Once you find your allele, record the information described above and the references to important papers where you can look up more details. Note that in the description of the mutant phenotype, there may be a lengthy description of phenotypes of flies that have both your allele and other mutant alleles. You don't need that; just record the description of the phenotype produced by your allele alone.

Next, start reading last year's term papers. Note the important references about laboratory selection experiments. Figure out whether they're available online, available in print in the Morris Library, or not available. If you're not sure how to do this, see the guide to searching literature. If there are some important articles that aren't available in our library, order them through Interlibrary Loan.
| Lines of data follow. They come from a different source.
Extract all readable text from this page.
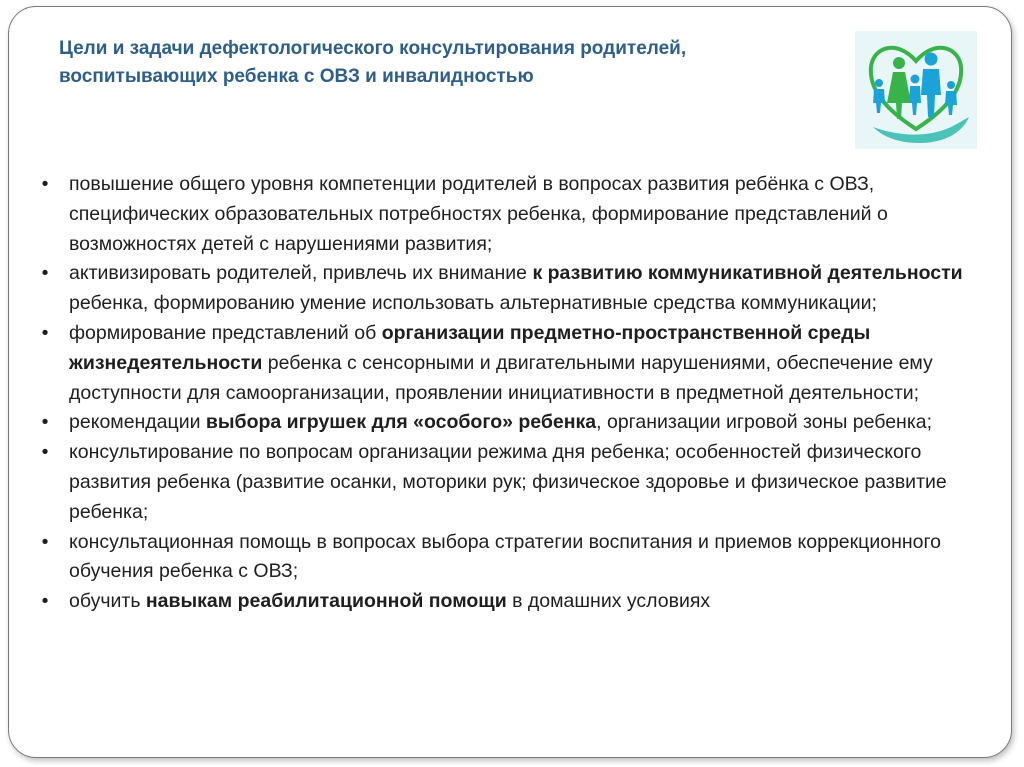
Цели и задачи дефектологического консультирования родителей,
воспитывающих ребенка с ОВЗ и инвалидностью
•	повышение общего уровня компетенции родителей в вопросах развития ребёнка с ОВЗ, специфических образовательных потребностях ребенка, формирование представлений о возможностях детей с нарушениями развития;
•	активизировать родителей, привлечь их внимание к развитию коммуникативной деятельности ребенка, формированию умение использовать альтернативные средства коммуникации;
•	формирование представлений об организации предметно-пространственной среды жизнедеятельности ребенка с сенсорными и двигательными нарушениями, обеспечение ему доступности для самоорганизации, проявлении инициативности в предметной деятельности;
•	рекомендации выбора игрушек для «особого» ребенка, организации игровой зоны ребенка;
•	консультирование по вопросам организации режима дня ребенка; особенностей физического развития ребенка (развитие осанки, моторики рук; физическое здоровье и физическое развитие ребенка;
•	консультационная помощь в вопросах выбора стратегии воспитания и приемов коррекционного обучения ребенка с ОВЗ;
•	обучить навыкам реабилитационной помощи в домашних условиях
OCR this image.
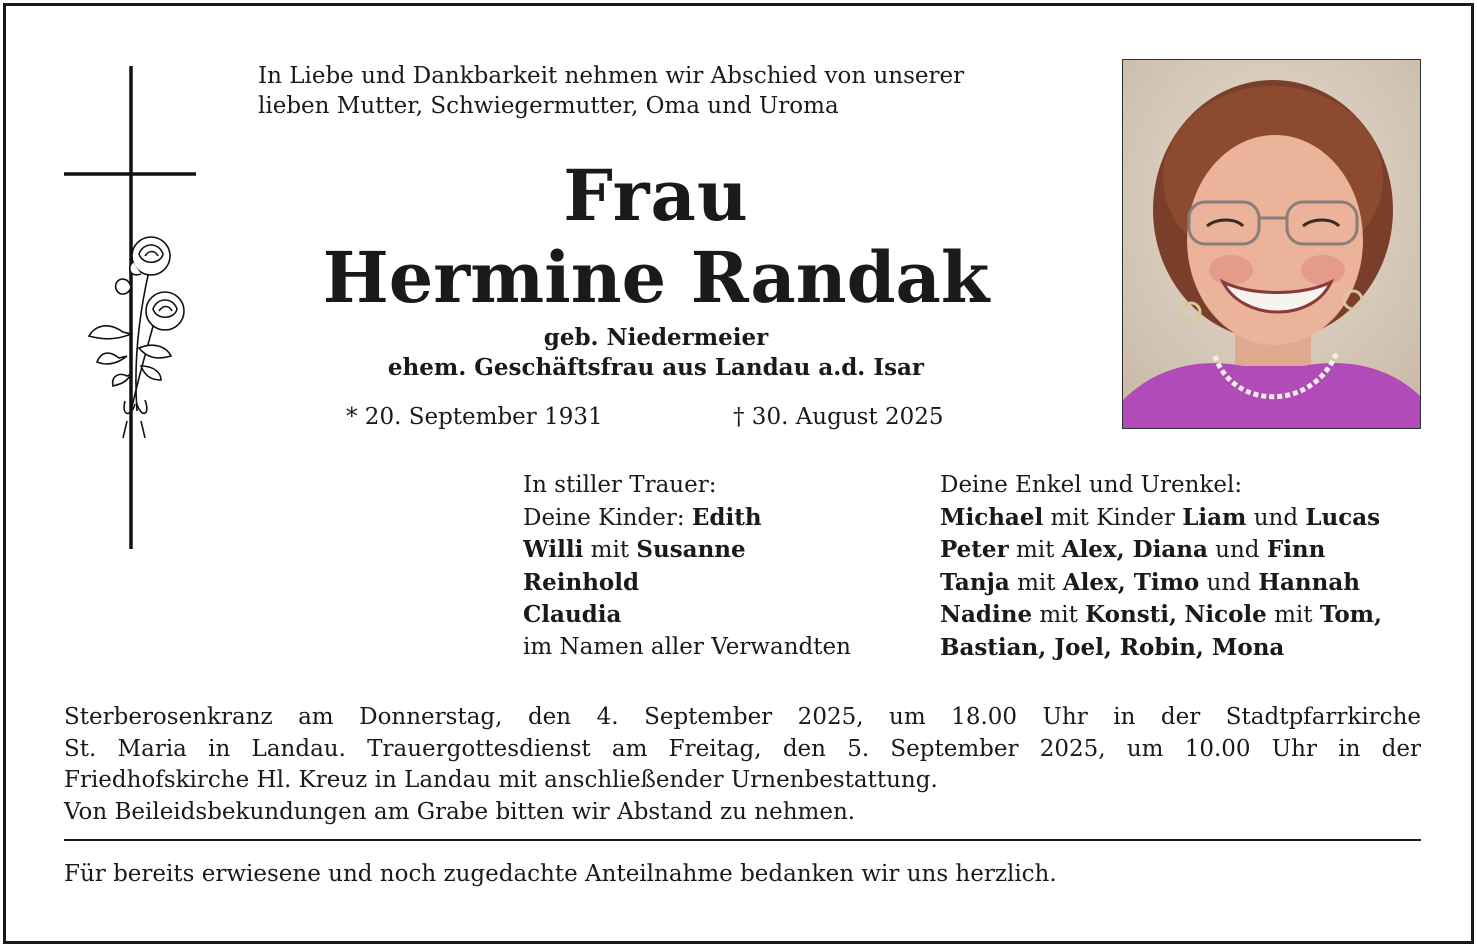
In Liebe und Dankbarkeit nehmen wir Abschied von unserer
lieben Mutter, Schwiegermutter, Oma und Uroma
Frau
Hermine Randak
geb. Niedermeier
ehem. Geschäftsfrau aus Landau a.d. Isar
* 20. September 1931	† 30. August 2025
In stiller Trauer:
Deine Kinder: Edith
Willi mit Susanne
Reinhold
Claudia
im Namen aller Verwandten
Deine Enkel und Urenkel:
Michael mit Kinder Liam und Lucas
Peter mit Alex, Diana und Finn
Tanja mit Alex, Timo und Hannah
Nadine mit Konsti, Nicole mit Tom,
Bastian, Joel, Robin, Mona
Sterberosenkranz am Donnerstag, den 4. September 2025, um 18.00 Uhr in der Stadtpfarrkirche
St. Maria in Landau. Trauergottesdienst am Freitag, den 5. September 2025, um 10.00 Uhr in der
Friedhofskirche Hl. Kreuz in Landau mit anschließender Urnenbestattung.
Von Beileidsbekundungen am Grabe bitten wir Abstand zu nehmen.
Für bereits erwiesene und noch zugedachte Anteilnahme bedanken wir uns herzlich.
A very useful literature tool is Web of Science (go here if you're off campus). If you don't know how to use it, go to the guide to searching literature. Look up the most relevant reference on laboratory selection in Web of Science, then see who has cited it. You may find some important references on your mutant that aren't in last year's term papers (some of last year's students didn't do a very thorough literature search).

The experiment that you'll propose can be the same idea as the one done last year, only improved; the same idea as one in the literature; or something completely new. You and your mutant partner must do somewhat different experiments. You, your mutant partner and I will discuss your initial ideas in Thursday's lab, then you'll dig further into the literature and write up your ideas by next Tuesday.